IgG antibody is considered a key indicator of the humoral immune response triggered by Neospora infection. Neospora infection elicits a Th1-type immune response, and fluctuations in cytokine levels are regarded as a crucial feature of cellular immunity, particularly factors like pro-inflammatory cytokines IL-4 and TNF-α, which are regarded as decisive factors in combating Neospora infection. IFN-γ is primarily produced by activated Th cells and NK cells, while IL-6 stimulates the growth and activation of B cells, leading to antibody production and inhibiting Th1-type immune responses and IFN-γ production. IgE is associated with type I allergic reactions (33–35). The serum levels of proinflammatory factors (TNF-α, IFN-γ, and IL-6) and immunoglobulins (IgG1, IgG2a, and IgE) increased in the infected model group, while the inflammatory response was significantly attenuated after drug treatment, indicating that these three drugs may inhibit excessive inflammatory response by regulating Th1/Th2 immune balance.

qPCR and FCM analysis demonstrated that N. caninum infection can upregulate the expression of proapoptotic genes (Bax, caspase-3, and p53) and inhibit the expression of antiapoptotic genes (Bcl-2), resulting in excessive apoptosis of spermatogenic cells (36, 37). Drug treatment restored the expression of apoptosis-related genes, with IOPs and DHA showing the optimum effect. Dnajb13 is a member of type II heat shock protein 40 family (Hsp40). In testicular tissue structure, Dnajb13 is localized in the cytoplasm of developing sperm cells and mature sperm tail and plays a key role in normal spermatogenesis. Additionally, Mrto4 is abundantly expressed in testis tissue, and it can regulate polyadenylation and deadenylation of some specific mRNAs during spermatogenesis. Ipo11 influences the expression of TSLC1/IGSF4, which enables spermatogenic cells to develop and mature faster (38). During the spermatogenesis process, the expressed Mrto4 and Ipo11 proteins bind to RNA and regulate this process, which is particularly important for maintaining male reproductive function. The expression of key spermatogenesis-related genes (c-kit, PLZF, SYCP3, and Stra8) and spermatogenesis function-related genes (Mrto4 and Ipo11) was downregulated in the infected model group, and their expression levels were restored following drug treatment; this finding confirmed that these three drugs can improve male reproductive function by regulating spermatogenesis-related pathways.

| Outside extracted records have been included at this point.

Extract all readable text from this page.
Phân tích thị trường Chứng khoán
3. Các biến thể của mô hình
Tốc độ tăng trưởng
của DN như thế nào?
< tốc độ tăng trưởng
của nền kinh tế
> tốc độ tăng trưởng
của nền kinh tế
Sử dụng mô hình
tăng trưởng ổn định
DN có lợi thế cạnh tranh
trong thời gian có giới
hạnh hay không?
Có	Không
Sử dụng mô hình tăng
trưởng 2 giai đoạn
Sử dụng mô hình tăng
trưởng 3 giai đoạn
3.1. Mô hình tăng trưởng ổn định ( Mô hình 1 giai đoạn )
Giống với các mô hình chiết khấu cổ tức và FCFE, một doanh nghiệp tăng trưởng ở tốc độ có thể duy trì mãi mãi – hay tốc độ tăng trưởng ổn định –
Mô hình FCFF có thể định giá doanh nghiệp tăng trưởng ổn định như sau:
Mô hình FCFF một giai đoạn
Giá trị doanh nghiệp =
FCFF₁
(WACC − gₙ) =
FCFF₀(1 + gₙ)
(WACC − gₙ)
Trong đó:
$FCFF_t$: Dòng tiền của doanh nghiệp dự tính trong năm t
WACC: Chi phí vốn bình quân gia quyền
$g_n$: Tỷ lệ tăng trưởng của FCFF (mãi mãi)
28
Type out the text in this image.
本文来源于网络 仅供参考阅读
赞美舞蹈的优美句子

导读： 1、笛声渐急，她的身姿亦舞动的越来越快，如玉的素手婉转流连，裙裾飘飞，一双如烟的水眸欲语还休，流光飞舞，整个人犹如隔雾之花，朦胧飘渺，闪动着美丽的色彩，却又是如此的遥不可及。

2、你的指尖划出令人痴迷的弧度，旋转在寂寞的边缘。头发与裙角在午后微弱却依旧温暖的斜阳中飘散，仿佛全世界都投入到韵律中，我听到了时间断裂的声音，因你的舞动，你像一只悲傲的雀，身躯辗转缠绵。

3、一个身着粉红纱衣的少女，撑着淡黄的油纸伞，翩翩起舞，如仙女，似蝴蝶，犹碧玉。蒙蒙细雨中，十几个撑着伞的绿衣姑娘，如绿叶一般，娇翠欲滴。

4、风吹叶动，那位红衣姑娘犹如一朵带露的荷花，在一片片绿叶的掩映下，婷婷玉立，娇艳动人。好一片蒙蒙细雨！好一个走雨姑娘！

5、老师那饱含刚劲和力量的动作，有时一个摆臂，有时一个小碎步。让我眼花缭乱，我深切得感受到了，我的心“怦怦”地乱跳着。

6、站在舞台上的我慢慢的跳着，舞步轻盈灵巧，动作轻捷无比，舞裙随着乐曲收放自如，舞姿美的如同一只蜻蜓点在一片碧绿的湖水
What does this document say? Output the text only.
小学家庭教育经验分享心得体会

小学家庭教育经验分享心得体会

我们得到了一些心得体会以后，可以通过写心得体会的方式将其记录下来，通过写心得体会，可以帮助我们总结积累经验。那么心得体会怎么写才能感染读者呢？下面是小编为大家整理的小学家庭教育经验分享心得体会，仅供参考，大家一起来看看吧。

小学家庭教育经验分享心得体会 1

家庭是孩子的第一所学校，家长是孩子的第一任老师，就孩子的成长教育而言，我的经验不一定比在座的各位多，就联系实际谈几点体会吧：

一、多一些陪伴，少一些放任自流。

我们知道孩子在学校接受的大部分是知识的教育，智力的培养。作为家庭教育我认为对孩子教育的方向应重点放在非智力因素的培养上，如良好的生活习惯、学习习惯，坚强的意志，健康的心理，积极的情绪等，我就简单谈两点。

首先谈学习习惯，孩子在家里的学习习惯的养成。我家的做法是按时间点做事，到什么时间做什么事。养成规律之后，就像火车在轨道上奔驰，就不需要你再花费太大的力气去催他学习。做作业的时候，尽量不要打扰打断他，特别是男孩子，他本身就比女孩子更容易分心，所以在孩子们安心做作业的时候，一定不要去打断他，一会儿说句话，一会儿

The present study systematically evaluated the protective effects of IOPs, ART, and DHA on the reproductive system of male mice with N. caninum infection for the first time and confirmed that these three drugs can improve reproductive function by reducing oxidative damage, regulating immune response, inhibiting apoptosis, and promoting the expression of spermatogenesis-related genes. DHA showed the most significant inhibitory effect among the three drugs, and its administration schedule can be further optimized in the future to enhance its clinical application potential. This study provides an important theoretical basis for developing anti-neosporosis drugs.